The baby’s crying and wet!” She slammed the iron back and forth over the wrinkled blouse, muttering to herself as she worked, “This family … this damned family. The way we ignore everyone around here …”

Ruthie returned carrying Robbie and deposited him like a teddy bear in the plastic playpen in the center of the room. Unable to sit yet, he immediately collapsed into a reddening heap. By the time Ruthie had returned to her seat on the floor in front of the TV, the baby was howling.

Elaine stood at the ironing board and watched him. Ruthie sucked her thumb and stared at the doctor and nurse making love on leather upholstered furniture in the doctor’s paneled, book-lined office. Emma leaned forward and turned up the volume.

At the Whale Harbor Tackle Shop, Bob went down the row of newspaper-dispensing racks and bought the two Miami papers and the Marathon paper, and standing outside the store, leafed quickly through all three. There was nothing about the Haitians in any of them.

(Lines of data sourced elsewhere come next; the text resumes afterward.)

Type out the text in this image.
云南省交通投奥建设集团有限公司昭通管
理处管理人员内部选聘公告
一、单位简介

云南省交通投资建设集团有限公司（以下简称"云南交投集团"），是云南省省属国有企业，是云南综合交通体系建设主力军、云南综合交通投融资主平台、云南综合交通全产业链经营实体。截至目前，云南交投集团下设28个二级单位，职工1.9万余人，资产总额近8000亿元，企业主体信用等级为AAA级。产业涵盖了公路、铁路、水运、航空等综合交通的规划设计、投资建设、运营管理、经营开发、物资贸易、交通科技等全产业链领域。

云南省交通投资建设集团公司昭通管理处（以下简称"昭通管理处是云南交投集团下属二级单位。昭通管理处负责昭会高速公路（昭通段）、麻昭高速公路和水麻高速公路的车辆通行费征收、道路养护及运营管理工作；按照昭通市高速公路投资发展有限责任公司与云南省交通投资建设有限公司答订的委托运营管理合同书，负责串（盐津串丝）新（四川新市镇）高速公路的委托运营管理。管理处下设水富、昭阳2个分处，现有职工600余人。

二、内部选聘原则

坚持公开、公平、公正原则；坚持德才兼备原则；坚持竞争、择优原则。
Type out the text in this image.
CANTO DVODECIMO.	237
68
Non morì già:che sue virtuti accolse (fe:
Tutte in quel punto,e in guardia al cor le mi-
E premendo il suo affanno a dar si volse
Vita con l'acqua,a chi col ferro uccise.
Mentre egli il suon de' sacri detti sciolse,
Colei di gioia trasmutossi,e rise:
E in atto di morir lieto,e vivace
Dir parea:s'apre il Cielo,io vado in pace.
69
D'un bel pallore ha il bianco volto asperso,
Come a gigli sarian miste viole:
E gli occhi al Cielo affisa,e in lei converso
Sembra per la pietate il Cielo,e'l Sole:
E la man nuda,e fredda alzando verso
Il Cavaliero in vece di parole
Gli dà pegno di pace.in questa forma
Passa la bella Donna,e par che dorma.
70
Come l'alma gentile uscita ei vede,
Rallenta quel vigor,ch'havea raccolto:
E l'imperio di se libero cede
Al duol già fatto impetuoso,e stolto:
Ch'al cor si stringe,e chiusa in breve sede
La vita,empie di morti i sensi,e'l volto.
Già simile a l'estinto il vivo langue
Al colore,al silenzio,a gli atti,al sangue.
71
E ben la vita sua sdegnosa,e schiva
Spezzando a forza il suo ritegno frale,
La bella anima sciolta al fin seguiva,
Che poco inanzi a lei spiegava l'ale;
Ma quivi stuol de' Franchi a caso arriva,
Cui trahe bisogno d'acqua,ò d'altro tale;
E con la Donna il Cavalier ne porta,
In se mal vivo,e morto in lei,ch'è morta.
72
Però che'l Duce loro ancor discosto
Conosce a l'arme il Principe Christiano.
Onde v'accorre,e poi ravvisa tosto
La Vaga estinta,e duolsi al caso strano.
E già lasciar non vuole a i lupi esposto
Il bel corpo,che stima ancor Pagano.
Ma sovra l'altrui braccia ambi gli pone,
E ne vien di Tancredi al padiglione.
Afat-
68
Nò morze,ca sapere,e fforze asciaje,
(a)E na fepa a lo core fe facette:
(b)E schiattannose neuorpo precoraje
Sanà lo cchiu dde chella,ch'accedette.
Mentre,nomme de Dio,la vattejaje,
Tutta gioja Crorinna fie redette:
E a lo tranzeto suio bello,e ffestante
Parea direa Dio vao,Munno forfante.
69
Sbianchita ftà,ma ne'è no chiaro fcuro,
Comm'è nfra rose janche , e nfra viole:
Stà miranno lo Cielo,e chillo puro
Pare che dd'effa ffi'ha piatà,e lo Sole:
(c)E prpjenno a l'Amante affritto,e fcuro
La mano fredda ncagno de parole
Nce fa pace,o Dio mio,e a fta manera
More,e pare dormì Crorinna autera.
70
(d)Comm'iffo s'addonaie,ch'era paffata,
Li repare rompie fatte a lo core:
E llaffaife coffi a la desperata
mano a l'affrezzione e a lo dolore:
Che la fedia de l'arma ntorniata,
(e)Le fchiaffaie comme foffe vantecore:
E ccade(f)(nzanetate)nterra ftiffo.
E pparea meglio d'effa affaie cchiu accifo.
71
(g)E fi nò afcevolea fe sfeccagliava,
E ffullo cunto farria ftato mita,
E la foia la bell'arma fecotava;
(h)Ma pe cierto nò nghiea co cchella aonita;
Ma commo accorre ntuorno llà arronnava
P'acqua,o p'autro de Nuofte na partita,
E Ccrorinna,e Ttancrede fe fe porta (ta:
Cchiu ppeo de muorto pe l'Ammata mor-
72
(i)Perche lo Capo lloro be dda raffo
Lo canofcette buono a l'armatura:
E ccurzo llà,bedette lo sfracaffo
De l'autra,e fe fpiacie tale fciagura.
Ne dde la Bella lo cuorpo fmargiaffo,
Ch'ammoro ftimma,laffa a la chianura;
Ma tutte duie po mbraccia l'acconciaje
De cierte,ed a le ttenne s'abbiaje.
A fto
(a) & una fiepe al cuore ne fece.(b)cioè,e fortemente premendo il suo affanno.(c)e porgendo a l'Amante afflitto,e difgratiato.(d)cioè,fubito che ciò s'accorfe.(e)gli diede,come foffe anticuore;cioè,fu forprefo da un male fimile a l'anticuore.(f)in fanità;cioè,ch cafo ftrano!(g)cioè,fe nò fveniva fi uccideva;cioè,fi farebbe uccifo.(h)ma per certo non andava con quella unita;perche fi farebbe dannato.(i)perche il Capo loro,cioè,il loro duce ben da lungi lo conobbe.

Maybe it never happened, he let himself think. Maybe it was a nightmare, some kind of hallucination, a craziness worse than anything I’ve ever experienced before. Is that possible? he wondered. Nothing else seemed real to him now. And for a moment at least, the split made it easy for him to believe that the part of his life which now seemed most vivid and clear to him—the trip over to New Providence, the long wait in the bay and then the arrival of the Haitians in the dinghy with Tyrone, the trip back across the straits, the sudden storm off Sunny Isles, the arrival of the coast guard cutter, and finally that
awful moment when the Haitians leaped into the sea—all that might well have been experienced by Bob on a different plane of reality than the plane where everything else was taking place: Elaine and the children, home, groceries, laundry, television, a can of Schlitz from the refrigerator, work, the
Belinda Blue
, Ave, Ave’s arrest, Tyrone’s arrest, Honduras’s disappearance, the seizure of the boats. These things made sense. They weren’t all happy things, but they could be lived with somehow. Even the particular terrible consequences of Ave’s arrest, that is, Bob’s sudden unemployment, seemed likely, bland, vague and conditional to him, of a piece somehow with Elaine’s familiar complaints about money, his irritation and embarrassment at his wife’s having to work nights as a waitress, his anxiety over Ruthie’s deepening strangeness, his ongoing disappointment and bewildered surprise at his own inadequacy.